Long Island University is making a significant contribution to the fight against COVID-19 in the crucial area of respiratory care. LIU has donated its reserve supply of ventilators for use in the hospital set up inside New York City’s Javits Center to treat coronavirus patients.
Lisa Shultis, Director of LIU’s Respiratory Care program, is one of the healthcare heroes on the embattled frontlines of New York City, training students to operate life-saving ventilators. Her expert insight has been featured by several national media outlets, including CNN, NPR and The Huffington Post. Long Island University’s Bachelor of Science in Respiratory Care program is preparing students to fill the void, as one of only four accredited baccalaureate programs of its kind in New York.

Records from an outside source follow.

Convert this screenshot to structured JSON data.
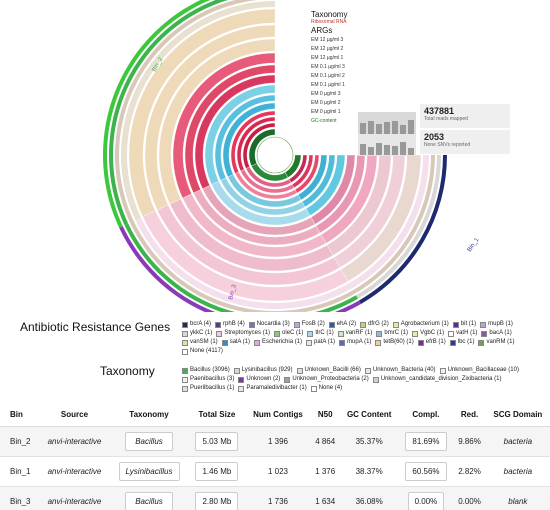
{
  "figure": {
    "layer_labels": [
      "Taxonomy",
      "Ribosomal RNA",
      "ARGs",
      "EM 12 µg/ml 3",
      "EM 12 µg/ml 2",
      "EM 12 µg/ml 1",
      "EM 0.1 µg/ml 3",
      "EM 0.1 µg/ml 2",
      "EM 0.1 µg/ml 1",
      "EM 0 µg/ml 3",
      "EM 0 µg/ml 2",
      "EM 0 µg/ml 1",
      "GC-content"
    ],
    "layer_label_colors": [
      "#111111",
      "#c0392b",
      "#111111",
      "#333333",
      "#333333",
      "#333333",
      "#333333",
      "#333333",
      "#333333",
      "#333333",
      "#333333",
      "#333333",
      "#1a7a1a"
    ],
    "bin_labels": [
      "Bin_1",
      "Bin_2",
      "Bin_3"
    ],
    "stats": [
      {
        "value": "437881",
        "label": "Total reads mapped"
      },
      {
        "value": "2053",
        "label": "None SNVs reported"
      }
    ]
  },
  "args_legend": {
    "title": "Antibiotic Resistance Genes",
    "items": [
      {
        "label": "bcrA (4)",
        "color": "#1f2a5a"
      },
      {
        "label": "rphB (4)",
        "color": "#5a3a8a"
      },
      {
        "label": "Nocardia (3)",
        "color": "#8a6ab0"
      },
      {
        "label": "FosB (2)",
        "color": "#c8a0d8"
      },
      {
        "label": "ehA (2)",
        "color": "#2b5aa8"
      },
      {
        "label": "dfrG (2)",
        "color": "#b8d878"
      },
      {
        "label": "Agrobacterium (1)",
        "color": "#e8e8a0"
      },
      {
        "label": "bit (1)",
        "color": "#5a2aa0"
      },
      {
        "label": "mupB (1)",
        "color": "#c0a0e0"
      },
      {
        "label": "ykkC (1)",
        "color": "#d8d8d8"
      },
      {
        "label": "Streptomyces (1)",
        "color": "#f0c8e0"
      },
      {
        "label": "oleC (1)",
        "color": "#88c878"
      },
      {
        "label": "tlrC (1)",
        "color": "#a8d8f0"
      },
      {
        "label": "vanRF (1)",
        "color": "#c8e8c8"
      },
      {
        "label": "bmrC (1)",
        "color": "#9ab8d8"
      },
      {
        "label": "VgbC (1)",
        "color": "#f0e8a8"
      },
      {
        "label": "vatH (1)",
        "color": "#ffffff"
      },
      {
        "label": "bacA (1)",
        "color": "#8a5aa0"
      },
      {
        "label": "vanSM (1)",
        "color": "#e0e0a0"
      },
      {
        "label": "salA (1)",
        "color": "#3a8ac0"
      },
      {
        "label": "Escherichia (1)",
        "color": "#d8b0d8"
      },
      {
        "label": "patA (1)",
        "color": "#e8e8e8"
      },
      {
        "label": "mupA (1)",
        "color": "#5a6ab8"
      },
      {
        "label": "tetB(60) (1)",
        "color": "#f0d0a0"
      },
      {
        "label": "efrB (1)",
        "color": "#7a2a9a"
      },
      {
        "label": "lbc (1)",
        "color": "#2a3aa0"
      },
      {
        "label": "vanRM (1)",
        "color": "#7a9a5a"
      },
      {
        "label": "None (4117)",
        "color": "#ffffff"
      }
    ]
  },
  "taxonomy_legend": {
    "title": "Taxonomy",
    "items": [
      {
        "label": "Bacillus (3096)",
        "color": "#3cb44b"
      },
      {
        "label": "Lysinibacillus (929)",
        "color": "#d8d8d8"
      },
      {
        "label": "Unknown_Bacilli (66)",
        "color": "#e0e0e0"
      },
      {
        "label": "Unknown_Bacteria (40)",
        "color": "#e8e8e8"
      },
      {
        "label": "Unknown_Bacillaceae (10)",
        "color": "#f0f0f0"
      },
      {
        "label": "Paenibacillus (3)",
        "color": "#f0f0f0"
      },
      {
        "label": "Unknown (2)",
        "color": "#7a3aa0"
      },
      {
        "label": "Unknown_Proteobacteria (2)",
        "color": "#a0a0a0"
      },
      {
        "label": "Unknown_candidate_division_Zixibacteria (1)",
        "color": "#d0d0d0"
      },
      {
        "label": "Puerilbacillus (1)",
        "color": "#e0e0e0"
      },
      {
        "label": "Paramaledivibacter (1)",
        "color": "#e8e8e8"
      },
      {
        "label": "None (4)",
        "color": "#ffffff"
      }
    ]
  },
  "table": {
    "headers": [
      "Bin",
      "Source",
      "Taxonomy",
      "Total Size",
      "Num Contigs",
      "N50",
      "GC Content",
      "Compl.",
      "Red.",
      "SCG Domain"
    ],
    "rows": [
      {
        "bin": "Bin_2",
        "source": "anvi-interactive",
        "taxonomy": "Bacillus",
        "size": "5.03 Mb",
        "contigs": "1 396",
        "n50": "4 864",
        "gc": "35.37%",
        "compl": "81.69%",
        "red": "9.86%",
        "domain": "bacteria"
      },
      {
        "bin": "Bin_1",
        "source": "anvi-interactive",
        "taxonomy": "Lysinibacillus",
        "size": "1.46 Mb",
        "contigs": "1 023",
        "n50": "1 376",
        "gc": "38.37%",
        "compl": "60.56%",
        "red": "2.82%",
        "domain": "bacteria"
      },
      {
        "bin": "Bin_3",
        "source": "anvi-interactive",
        "taxonomy": "Bacillus",
        "size": "2.80 Mb",
        "contigs": "1 736",
        "n50": "1 634",
        "gc": "36.08%",
        "compl": "0.00%",
        "red": "0.00%",
        "domain": "blank"
      }
    ]
  }
}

In addition to her work as program director, Shultis is also working with Fisher & Paykel to help build mechanical ventilators, testing patients at a drive-through site in Morris County, New Jersey, as well as working per diem as a respiratory therapist at Montefiore Nyack Hospital in Rockland County, New York. When CNN asked her how she was able to juggle all the different responsibilities, Shultis responded with a rhetorical question.
“How am I able to not do as much as I can?” she said, underscoring the moral responsibility to serve. “Everybody’s working to full capacity. For the need right now, we just need to work double and triple what we would normally work.”
Students and recent graduates of the respiratory care program have volunteered to help Shultis with assembling the new ventilators. “The more hands on deck, the faster we can produce these devices,” she said. “As soon as a device is built, it can go right upstairs to be put to use.”
Looking at the silver lining and toward the future, Shultis believes the pandemic has brought important legal and ethical questions to the forefront of the profession.
“There’s new opportunity for us to show students ‘What do we do when there is such a pandemic’ and ‘How do we behave?’” she said. “We’re also seeing telemedicine and telehealth really getting used a lot more. So, what will their role be in the future?”
Shultis had already added these burgeoning technological tools into the respiratory care program’s curriculum at LIU.
“We’ve learned new strategies for ventilation, social distancing, PPE [personal protective equipment], how basic and important handwashing is,” she said. “Our success will be integrating all the lessons we’ve learned from this into the program going forward, because we’ve learned so much.”